Files
felhom-controller/REPORT.md
T

3.6 KiB

REPORT — slice 8B (controller half): app-consistent backup quiesce loop (v0.36.0) (2026-06-10)

Overwrite-latest report (most recent significant work only). Cumulative history lives in CHANGELOG.md. Implements the in-guest controller half of TASK — Slice 8B. The host-agent half is in felhom-agent v0.11.0. No hub change.

Outcome

An agent-initiated vzdump is crash-consistent only (an LXC has no fsfreeze). This makes app-consistency the controller's job: a background loop polls the agent's GET /backup/due, and when due stops its app stacks around the agent backup so the captured state is clean-shutdown-consistent, then restarts exactly those stacks. Validated live end-to-end, including the load-bearing restore contrast and crash-safety.

What landed

  • internal/quiesce — the loop: GET /backup/due → (if due) quiesce (stop deployed, non-protected, running stacks) → POST /backup → poll GET /backup/status to done/failedunquiesce (restart exactly the stacks it stopped).
    • Crash-safety (the centerpiece — a stranded-down app is worse than a crash-consistent backup): a persisted marker (atomic, 0600) written before stopping anything; guaranteed unquiesce via a deferred closure (restart on a backup error, a status-poll error, the max-quiesce bound, or context cancellation); a max-quiesce-duration hard bound (restart no matter what — the backup finishes on the agent); crash recovery at startup (Recover() restarts stacks left stopped by a mid-quiesce crash, then clears the marker); the marker also single-flights the loop.
  • agentapi: BackupDue / StartBackup / BackupStatus + a post helper (leaf-pinned client).
  • stacks.Manager.RunningAppStacks() — deployed, non-protected, currently-up stacks (protected infra — traefik/cloudflared/felhom-controller — is never stopped), sorted for deterministic order.
  • config.QuiesceConfig + main.go wiring: Recover() at startup, then the loop goroutine, gated on the local API being configured (a provisioned guest) + quiesce enabled.

Tests

go test ./... green. quiesce: happy path (stop → backup → poll done → restart exactly those, in order; marker cleared); backup-start failure → stacks STILL restarted; failed phase → restarted; max-quiesce guard → restarted at the bound; crash recovery → marker stacks restarted + cleared; single-flight; only the stacks we stopped are restarted; marker-written-before-stop ordering.

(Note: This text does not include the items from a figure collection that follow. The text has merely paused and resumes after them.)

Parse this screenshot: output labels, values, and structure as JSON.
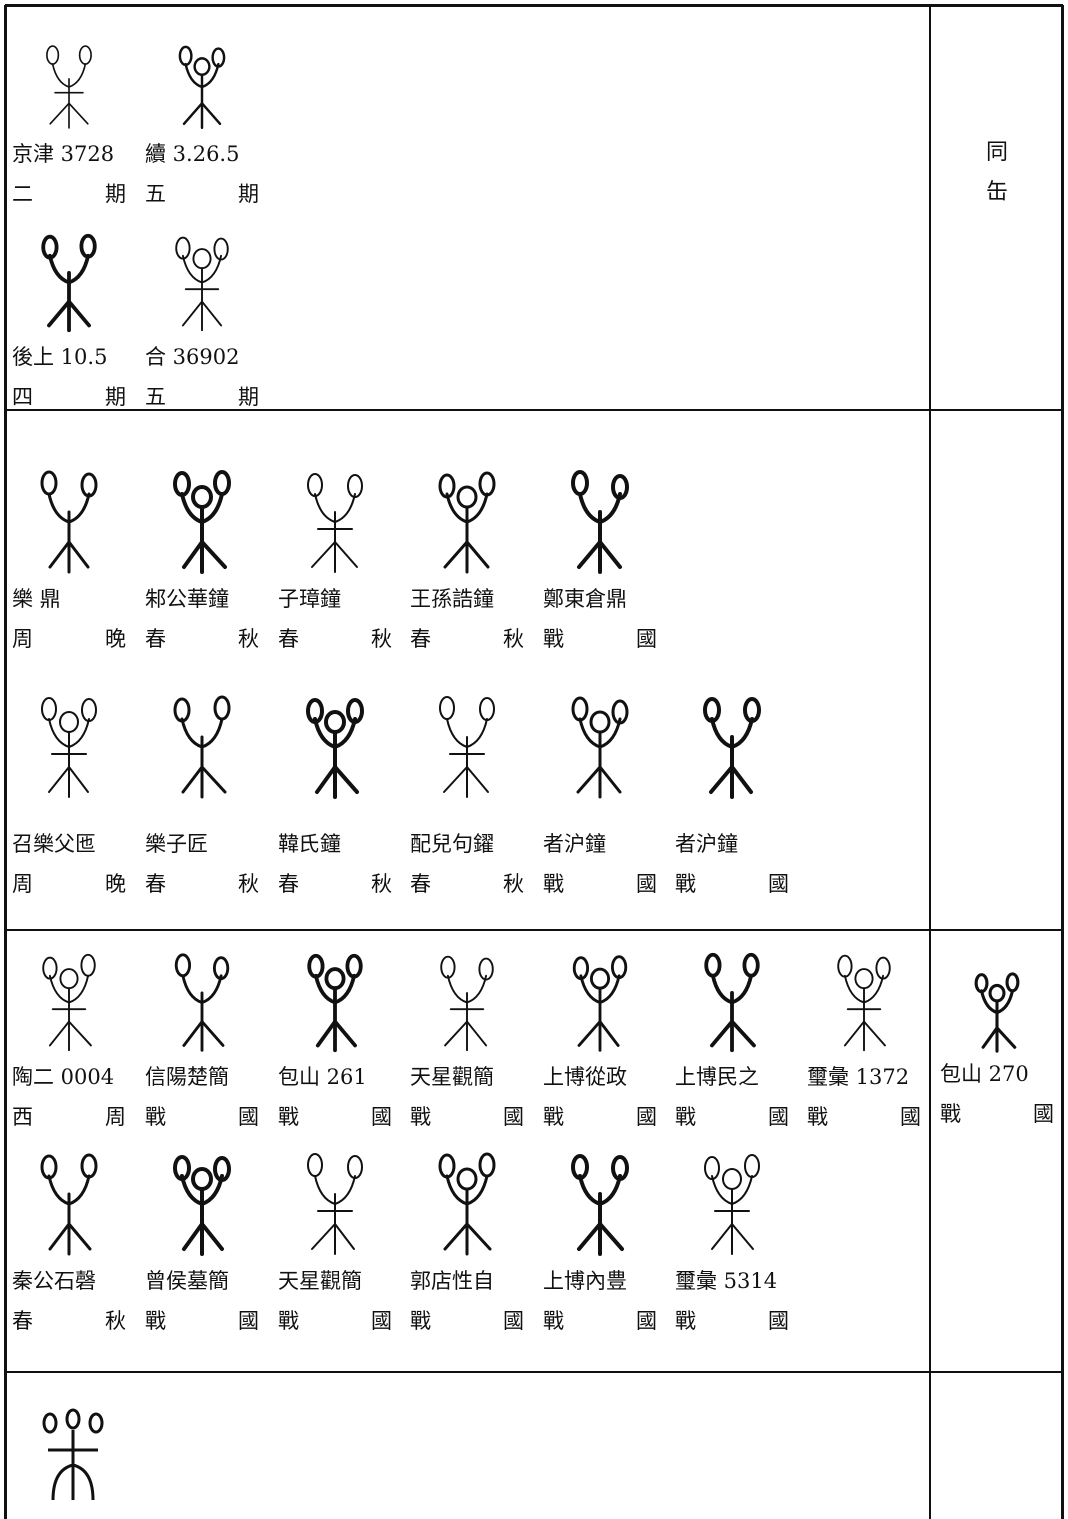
{
  "rows": [
    {
      "entries": [
        {
          "source": "京津 3728",
          "period": "二 期"
        },
        {
          "source": "續 3.26.5",
          "period": "五 期"
        },
        {
          "source": "後上 10.5",
          "period": "四 期"
        },
        {
          "source": "合 36902",
          "period": "五 期"
        }
      ],
      "note": [
        "同",
        "缶"
      ]
    },
    {
      "entries": [
        {
          "source": "樂 鼎",
          "period": "周 晚"
        },
        {
          "source": "邾公華鐘",
          "period": "春 秋"
        },
        {
          "source": "子璋鐘",
          "period": "春 秋"
        },
        {
          "source": "王孫誥鐘",
          "period": "春 秋"
        },
        {
          "source": "鄭東倉鼎",
          "period": "戰 國"
        },
        {
          "source": "召樂父匜",
          "period": "周 晚"
        },
        {
          "source": "樂子匠",
          "period": "春 秋"
        },
        {
          "source": "𩋾氏鐘",
          "period": "春 秋"
        },
        {
          "source": "配兒句鑃",
          "period": "春 秋"
        },
        {
          "source": "者沪鐘",
          "period": "戰 國"
        },
        {
          "source": "者沪鐘",
          "period": "戰 國"
        }
      ]
    },
    {
      "entries": [
        {
          "source": "陶二 0004",
          "period": "西 周"
        },
        {
          "source": "信陽楚簡",
          "period": "戰 國"
        },
        {
          "source": "包山 261",
          "period": "戰 國"
        },
        {
          "source": "天星觀簡",
          "period": "戰 國"
        },
        {
          "source": "上博從政",
          "period": "戰 國"
        },
        {
          "source": "上博民之",
          "period": "戰 國"
        },
        {
          "source": "璽彙 1372",
          "period": "戰 國"
        },
        {
          "source": "秦公石磬",
          "period": "春 秋"
        },
        {
          "source": "曾侯墓簡",
          "period": "戰 國"
        },
        {
          "source": "天星觀簡",
          "period": "戰 國"
        },
        {
          "source": "郭店性自",
          "period": "戰 國"
        },
        {
          "source": "上博內豊",
          "period": "戰 國"
        },
        {
          "source": "璽彙 5314",
          "period": "戰 國"
        }
      ],
      "side": {
        "source": "包山 270",
        "period": "戰 國"
      }
    }
  ]
}
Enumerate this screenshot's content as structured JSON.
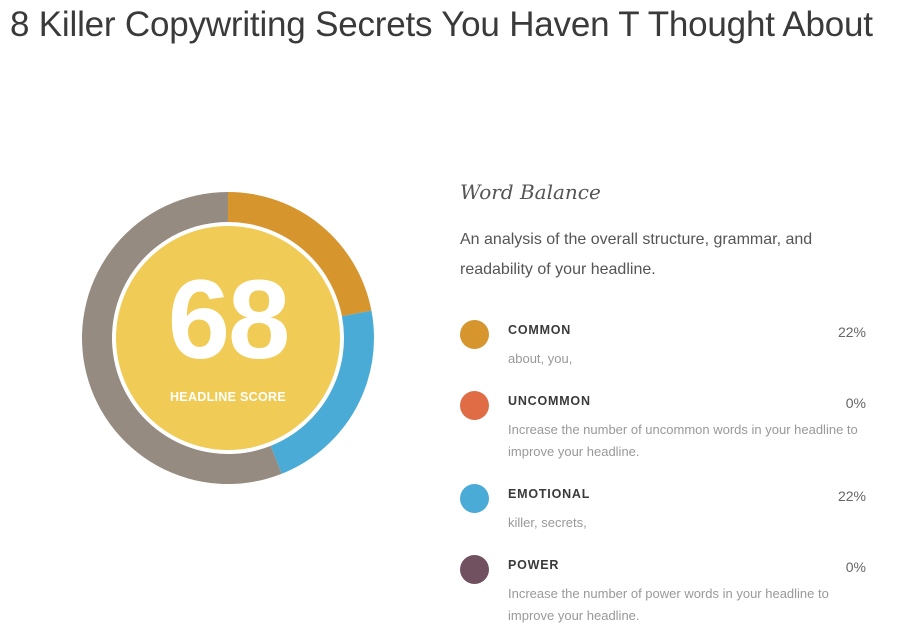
{
  "headline": "8 Killer Copywriting Secrets You Haven T Thought About",
  "score": {
    "value": "68",
    "label": "HEADLINE SCORE",
    "inner_color": "#f0cb55",
    "remainder_color": "#958b81"
  },
  "word_balance": {
    "title": "Word Balance",
    "description": "An analysis of the overall structure, grammar, and readability of your headline.",
    "items": [
      {
        "label": "COMMON",
        "percent": "22%",
        "value": 22,
        "detail": "about, you,",
        "color": "#d6962d"
      },
      {
        "label": "UNCOMMON",
        "percent": "0%",
        "value": 0,
        "detail": "Increase the number of uncommon words in your headline to improve your headline.",
        "color": "#e06c45"
      },
      {
        "label": "EMOTIONAL",
        "percent": "22%",
        "value": 22,
        "detail": "killer, secrets,",
        "color": "#4aabd6"
      },
      {
        "label": "POWER",
        "percent": "0%",
        "value": 0,
        "detail": "Increase the number of power words in your headline to improve your headline.",
        "color": "#71515f"
      }
    ]
  }
}
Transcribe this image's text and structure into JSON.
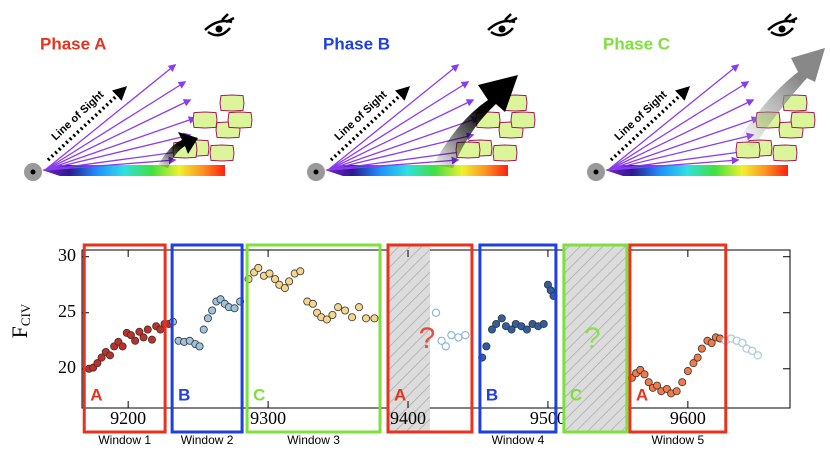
{
  "phases": [
    {
      "title": "Phase A",
      "color": "#e8321e",
      "sight_label": "Line of Sight"
    },
    {
      "title": "Phase B",
      "color": "#1f3fe0",
      "sight_label": "Line of Sight"
    },
    {
      "title": "Phase C",
      "color": "#7ee03a",
      "sight_label": "Line of Sight"
    }
  ],
  "chart_data": {
    "type": "scatter",
    "ylabel": "F",
    "ylabel_sub": "CIV",
    "xlim": [
      9167,
      9673
    ],
    "ylim": [
      16.5,
      30.6
    ],
    "xticks": [
      9200,
      9300,
      9400,
      9500,
      9600
    ],
    "yticks": [
      20,
      25,
      30
    ],
    "windows": [
      {
        "letter": "A",
        "label": "Window 1",
        "color": "#e8321e",
        "range": [
          9168.6,
          9226.4
        ]
      },
      {
        "letter": "B",
        "label": "Window 2",
        "color": "#1f3fe0",
        "range": [
          9231.4,
          9281.4
        ]
      },
      {
        "letter": "C",
        "label": "Window 3",
        "color": "#7ee03a",
        "range": [
          9285,
          9380
        ]
      },
      {
        "letter": "A",
        "color": "#e8321e",
        "range": [
          9385.7,
          9445.7
        ],
        "hatched": [
          9385.7,
          9415.7
        ],
        "annotation": "?"
      },
      {
        "letter": "B",
        "label": "Window 4",
        "color": "#1f3fe0",
        "range": [
          9451.4,
          9505.7
        ]
      },
      {
        "letter": "C",
        "color": "#7ee03a",
        "range": [
          9511.4,
          9556.4
        ],
        "hatched": [
          9511.4,
          9556.4
        ],
        "annotation": "?"
      },
      {
        "letter": "A",
        "label": "Window 5",
        "color": "#e8321e",
        "range": [
          9558.6,
          9627.1
        ]
      }
    ],
    "series": [
      {
        "color": "#c0302a",
        "filled": true,
        "x": [
          9172,
          9175,
          9178,
          9181,
          9184,
          9187,
          9190,
          9193,
          9196,
          9199,
          9202,
          9205,
          9208,
          9211,
          9214,
          9217,
          9220,
          9223,
          9226,
          9229
        ],
        "values": [
          20,
          20.1,
          20.5,
          21,
          21.5,
          21.2,
          22,
          22.4,
          22,
          23.2,
          23,
          22.5,
          23.3,
          22.8,
          23.5,
          22.6,
          23.8,
          23.5,
          24,
          24
        ]
      },
      {
        "color": "#9cc4de",
        "filled": true,
        "x": [
          9232,
          9236,
          9240,
          9244,
          9248,
          9251,
          9254,
          9257,
          9260,
          9263,
          9266,
          9269,
          9272,
          9276,
          9280
        ],
        "values": [
          24.2,
          22.5,
          22.4,
          22.5,
          22.2,
          22,
          23.5,
          24.5,
          25.2,
          26,
          26.2,
          25.8,
          25.5,
          25.4,
          26
        ]
      },
      {
        "color": "#f7d58a",
        "filled": true,
        "x": [
          9286,
          9290,
          9293,
          9297,
          9301,
          9305,
          9308,
          9312,
          9315,
          9319,
          9323,
          9328,
          9332,
          9335,
          9338,
          9342,
          9346,
          9350,
          9355,
          9360,
          9365,
          9370,
          9376
        ],
        "values": [
          28,
          28.6,
          29,
          28.3,
          28.5,
          28,
          27.5,
          27.2,
          27.8,
          28.5,
          28.7,
          26,
          25.8,
          25,
          24.6,
          24.4,
          24.8,
          25.5,
          25.2,
          24.6,
          25.5,
          24.5,
          24.5
        ]
      },
      {
        "color": "#8fb8d8",
        "filled": false,
        "x": [
          9420,
          9424,
          9427,
          9431,
          9436,
          9441
        ],
        "values": [
          25,
          22.5,
          22,
          23,
          22.8,
          23
        ]
      },
      {
        "color": "#2f5f9e",
        "filled": true,
        "x": [
          9453,
          9456,
          9460,
          9463,
          9467,
          9470,
          9474,
          9477,
          9481,
          9485,
          9489,
          9493,
          9497,
          9500,
          9502,
          9504
        ],
        "values": [
          21,
          22,
          23.5,
          24,
          24.5,
          23.8,
          23.5,
          24,
          23.8,
          23.5,
          24,
          23.8,
          24,
          27.5,
          27,
          26.5
        ]
      },
      {
        "color": "#f07a4a",
        "filled": true,
        "x": [
          9560,
          9563,
          9566,
          9569,
          9572,
          9575,
          9578,
          9581,
          9585,
          9588,
          9592,
          9596,
          9600,
          9604,
          9607,
          9610,
          9614,
          9617,
          9620,
          9623
        ],
        "values": [
          19.2,
          19.6,
          19.9,
          19.5,
          18.8,
          18.3,
          18.5,
          18,
          18.2,
          17.8,
          18,
          18.8,
          19.8,
          20.5,
          21,
          21.8,
          22.5,
          22.3,
          22.8,
          22.7
        ]
      },
      {
        "color": "#a9c9dc",
        "filled": false,
        "x": [
          9627,
          9631,
          9635,
          9639,
          9642,
          9646,
          9650
        ],
        "values": [
          22.5,
          22.7,
          22.5,
          22.3,
          21.8,
          21.6,
          21.2
        ]
      }
    ]
  }
}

Live validation (demo-felhom)

A provisioned guest with a postgres app stack: the loop quiesced [pgtest]POST /backup (real agent vzdump, taken with pg stopped) → done → unquiesce (postgres uptime reset confirms stop+restart); /backup/due then went false (no re-loop). Load-bearing restore contrast: the quiesced backup restored to a scratch guest → postgres database system was shut down (clean, no recovery); an un-quiesced (crash-consistent, pg running) backup restored → postgres redo starts … redo done (WAL crash recovery). Crash-safety live: the controller was hard-killed mid-quiesce (pg down, marker present) → on restart [quiesce] crash recovery … restarting them fired and postgres came back up, marker cleared. The backup-failure → restart path is unit-tested.

Deferred (stated, not built)

8B.2 downtime optimization (snapshot mode + a snapshotted phase so the controller resumes at snapshot-taken). Controller de-privileging + customer disk endpoints → 8C. No secrets committed.